The dictionary has something to say, here. The definition of complaisance in one of the sources I checked is this: com·plai·sance (k m-pl s ns, -z ns) n. The inclination to comply willingly with the wishes of others; amiability. complaisance [kəmˈpleɪzəns] n
Sheep and cattle are complaisant. As long as the grass is green and no wolves wander near, they are content to stand, even in the rain, outdoors and munch, moving only when the grass might grow too short, or the piles of ordure they produce a little too high. From time to time the tender ones are carted off to “somewhere”. No one of them left behind really notices or cares very much what that means for them.
The grass is green.
The shepherd’s whistle pierces the still air and the dogs are let in upon them, to run them here or there. But, the sheep know. The promise always is greener grass beyond the next gate. This has been the way. Always forward.
The shepherd never lies. So the sheep willingly obey. And, from time to time the tender ones are carted off to “somewhere”. No one looks up. The grass is green.
Soon, they will go forward once more, their slow ramble from green bit to green bit temporarily interrupted by the shepherd’s whistle, the little dogs busy at their backs and the frenzied nip at the slackers.
But the grass is always greener there, wherever there may be. The sheep neither know nor care. That the shepherd knows, and that is enough. Did the sheep once know? It is too much to think about.
The grass is always greener after the sheep have gone forward..
And, the way is downhill. Going forward is always easier when the direction is down.
Too late, alas. The cliff. Too late.
One , the last, turns before the plunge into darkness, and sees. There was no grass at all. The dogs smile. The shepherd lied.
But the sheep have been complaisant. They have been willing. They believed, if it can be said that sheep are able to believe. Some few may have even thought they were making a good choice. And why not? Every time they moved it was forward. It was green.

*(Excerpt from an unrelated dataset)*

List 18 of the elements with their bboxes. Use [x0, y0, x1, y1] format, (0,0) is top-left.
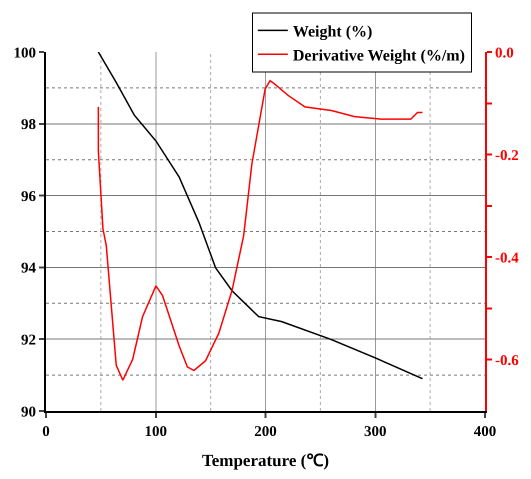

It was down.
It was down.
Every change they made was a change to a better place.
Until the cliff.
“We believed unto death,” cry the sheep falling.
Now, I will beat you on the head until it hurts.
From the Catechism of the Catholic Church:
Every word or attitude is forbidden which by flattery, adulation, or complaisance encourages and confirms another in malicious acts and perverse conduct. Adulation is a grave fault if it makes one an accomplice in another’s vices or grave sins. Neither the desire to be of service nor friendship justifies duplicitous speech. Adulation is a venial sin when it only seeks to be agreeable, to avoid evil, to meet a need, or to obtain legitimate advantages.
But, what is it when it leads to debt, weakness and death?
To whom do children in our schools now sing? Whose face appears on our flag? To whom do the sheep-like look for their “things”? Who promises them greener pastures?
How close is the cliff? Can you see its edge?